As the House of Terror Museum demonstrates, these two rival ideologies each created a reality that was largely indistinguishable from the other. Ideology itself is not necessarily a bad thing, but any idea taken to its extremes necessitates imposition of that idea onto others. Often that means against their will. The 400,000 Jews forcibly moved to concentration camps throughout Hungary by the Arrow Cross in the 1940s and the 20,000 wounded and killed by Soviet tanks on November 4th 1956, following the October revolution, were all victims of ideologies that painted anyone with differing opinions as enemies. Nothing mobilises men and women to kill their neighbours like ideology. But as the speed with which Nazi ideas were dropped and Communist ones adopted by so many complicit Hungarians demonstrates, ideology is usually just an excuse to exert power over others. For every genuine believer in the cause there are a hundred more willing to adopt it for their own personal gain. This includes the people who turn a blind eye to the violence committed in order to protect themselves.
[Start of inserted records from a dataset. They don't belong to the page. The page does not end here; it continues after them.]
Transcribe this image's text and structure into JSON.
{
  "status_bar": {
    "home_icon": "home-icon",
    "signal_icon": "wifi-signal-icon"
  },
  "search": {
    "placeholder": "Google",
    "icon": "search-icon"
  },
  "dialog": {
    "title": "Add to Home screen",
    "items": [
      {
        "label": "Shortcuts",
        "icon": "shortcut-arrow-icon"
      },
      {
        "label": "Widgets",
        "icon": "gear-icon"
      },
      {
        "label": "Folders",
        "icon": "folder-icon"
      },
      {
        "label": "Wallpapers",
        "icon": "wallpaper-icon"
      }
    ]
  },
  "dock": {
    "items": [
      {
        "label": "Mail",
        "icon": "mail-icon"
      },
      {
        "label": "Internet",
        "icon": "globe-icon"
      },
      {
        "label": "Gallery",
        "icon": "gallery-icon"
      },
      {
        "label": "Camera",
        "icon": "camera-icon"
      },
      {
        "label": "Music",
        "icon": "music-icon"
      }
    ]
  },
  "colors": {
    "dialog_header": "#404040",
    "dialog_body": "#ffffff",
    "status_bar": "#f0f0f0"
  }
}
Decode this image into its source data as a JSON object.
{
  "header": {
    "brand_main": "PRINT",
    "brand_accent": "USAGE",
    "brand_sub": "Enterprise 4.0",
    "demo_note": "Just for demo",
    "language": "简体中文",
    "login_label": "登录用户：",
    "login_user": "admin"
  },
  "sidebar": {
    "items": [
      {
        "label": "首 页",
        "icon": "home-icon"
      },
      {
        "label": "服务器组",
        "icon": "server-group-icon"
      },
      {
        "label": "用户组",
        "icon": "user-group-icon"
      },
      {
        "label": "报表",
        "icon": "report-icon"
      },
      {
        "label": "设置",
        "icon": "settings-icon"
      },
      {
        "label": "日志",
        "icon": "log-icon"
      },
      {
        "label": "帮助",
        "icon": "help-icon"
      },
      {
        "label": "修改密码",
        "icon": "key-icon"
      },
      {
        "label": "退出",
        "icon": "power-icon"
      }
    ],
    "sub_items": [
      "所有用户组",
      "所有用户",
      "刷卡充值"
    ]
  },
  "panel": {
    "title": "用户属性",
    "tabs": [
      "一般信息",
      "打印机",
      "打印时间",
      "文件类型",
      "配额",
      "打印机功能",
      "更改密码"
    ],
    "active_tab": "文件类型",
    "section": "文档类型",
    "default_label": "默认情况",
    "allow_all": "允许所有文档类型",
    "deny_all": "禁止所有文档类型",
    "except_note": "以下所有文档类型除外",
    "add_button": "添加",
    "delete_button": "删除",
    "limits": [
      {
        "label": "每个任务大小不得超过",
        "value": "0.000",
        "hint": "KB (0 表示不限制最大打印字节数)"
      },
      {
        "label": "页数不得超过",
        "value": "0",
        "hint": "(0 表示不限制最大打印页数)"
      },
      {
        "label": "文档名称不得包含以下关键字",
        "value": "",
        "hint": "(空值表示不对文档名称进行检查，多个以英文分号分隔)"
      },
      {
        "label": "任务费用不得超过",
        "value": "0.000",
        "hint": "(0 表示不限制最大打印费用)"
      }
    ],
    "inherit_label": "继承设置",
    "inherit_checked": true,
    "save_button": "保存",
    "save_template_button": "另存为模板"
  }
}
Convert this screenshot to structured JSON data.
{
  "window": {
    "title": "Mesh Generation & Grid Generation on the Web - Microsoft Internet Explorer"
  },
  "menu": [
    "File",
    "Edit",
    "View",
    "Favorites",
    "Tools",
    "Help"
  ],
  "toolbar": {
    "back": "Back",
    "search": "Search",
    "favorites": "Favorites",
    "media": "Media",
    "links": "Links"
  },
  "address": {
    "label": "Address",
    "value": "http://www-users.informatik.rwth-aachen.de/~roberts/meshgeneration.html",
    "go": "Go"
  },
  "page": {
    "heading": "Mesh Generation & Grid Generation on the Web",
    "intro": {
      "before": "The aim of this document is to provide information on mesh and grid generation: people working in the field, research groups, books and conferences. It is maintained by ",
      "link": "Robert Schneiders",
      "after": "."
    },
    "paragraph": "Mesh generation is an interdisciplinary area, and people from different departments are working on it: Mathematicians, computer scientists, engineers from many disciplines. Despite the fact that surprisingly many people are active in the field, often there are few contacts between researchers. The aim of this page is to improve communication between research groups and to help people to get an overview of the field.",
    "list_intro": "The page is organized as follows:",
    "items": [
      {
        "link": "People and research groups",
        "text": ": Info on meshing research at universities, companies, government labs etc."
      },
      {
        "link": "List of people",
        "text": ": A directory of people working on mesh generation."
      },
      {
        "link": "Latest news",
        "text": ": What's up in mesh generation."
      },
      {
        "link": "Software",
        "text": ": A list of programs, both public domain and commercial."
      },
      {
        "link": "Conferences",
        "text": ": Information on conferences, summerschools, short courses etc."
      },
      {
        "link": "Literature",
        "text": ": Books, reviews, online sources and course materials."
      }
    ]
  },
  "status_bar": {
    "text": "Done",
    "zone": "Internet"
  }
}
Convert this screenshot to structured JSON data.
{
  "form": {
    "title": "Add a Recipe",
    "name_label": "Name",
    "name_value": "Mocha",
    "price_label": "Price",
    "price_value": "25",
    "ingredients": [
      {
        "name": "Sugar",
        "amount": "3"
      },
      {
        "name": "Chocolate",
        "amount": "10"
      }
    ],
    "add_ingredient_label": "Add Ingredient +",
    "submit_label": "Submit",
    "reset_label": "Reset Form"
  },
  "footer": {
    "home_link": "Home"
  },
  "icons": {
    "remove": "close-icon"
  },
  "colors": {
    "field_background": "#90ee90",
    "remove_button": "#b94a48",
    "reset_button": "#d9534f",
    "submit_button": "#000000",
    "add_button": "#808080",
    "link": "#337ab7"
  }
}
Budapest is a testimony to the power of individuals and their capacity to overcome a uniform ideology. Today you can buy t-shirts depicting communist party members wearing party hats, drink at Communist-themed bars and visit memorials both commemorating the victims and denouncing the actions of those that embraced both Nazi and Communist ideals at the cost of their own sense of humanity. The actions of the parties of terror have become something to mock, and that is a good thing. It is by promoting individuality and encouraging us to see the fallacies in such simplistic thinking that we prevent something like this from happening again. It prevents these excuses for violence from gaining any traction in society. Today we have more information at our fingertips than at any other time in history, and yet many people still choose to listen to only one source, and to accept what they are told as fact because it is what they want to hear. At its most extreme, this kind of behaviour becomes dangerous.

The crushing of the 1956 revolution in Hungary by superior Soviet firepower at first appeared to be a defeat for the first student protestors and their many supporters, but it revealed some of the cracks in what otherwise appeared to be an iron-clad system of rule. Change did not come immediately after these brave actions and sacrifices, but the seeds were sowed. As best said by the House of Terror exhibition itself, “no people can be subjugated forever; one can and must take up the fight even against a power thought to be invincible”. History is awash with examples of dictators failing and regimes built on terror collapsing. The common denominator in those victories is the unwavering humanity of the individuals who fight against those systems of oppression. That is the only ideology worth fully embracing.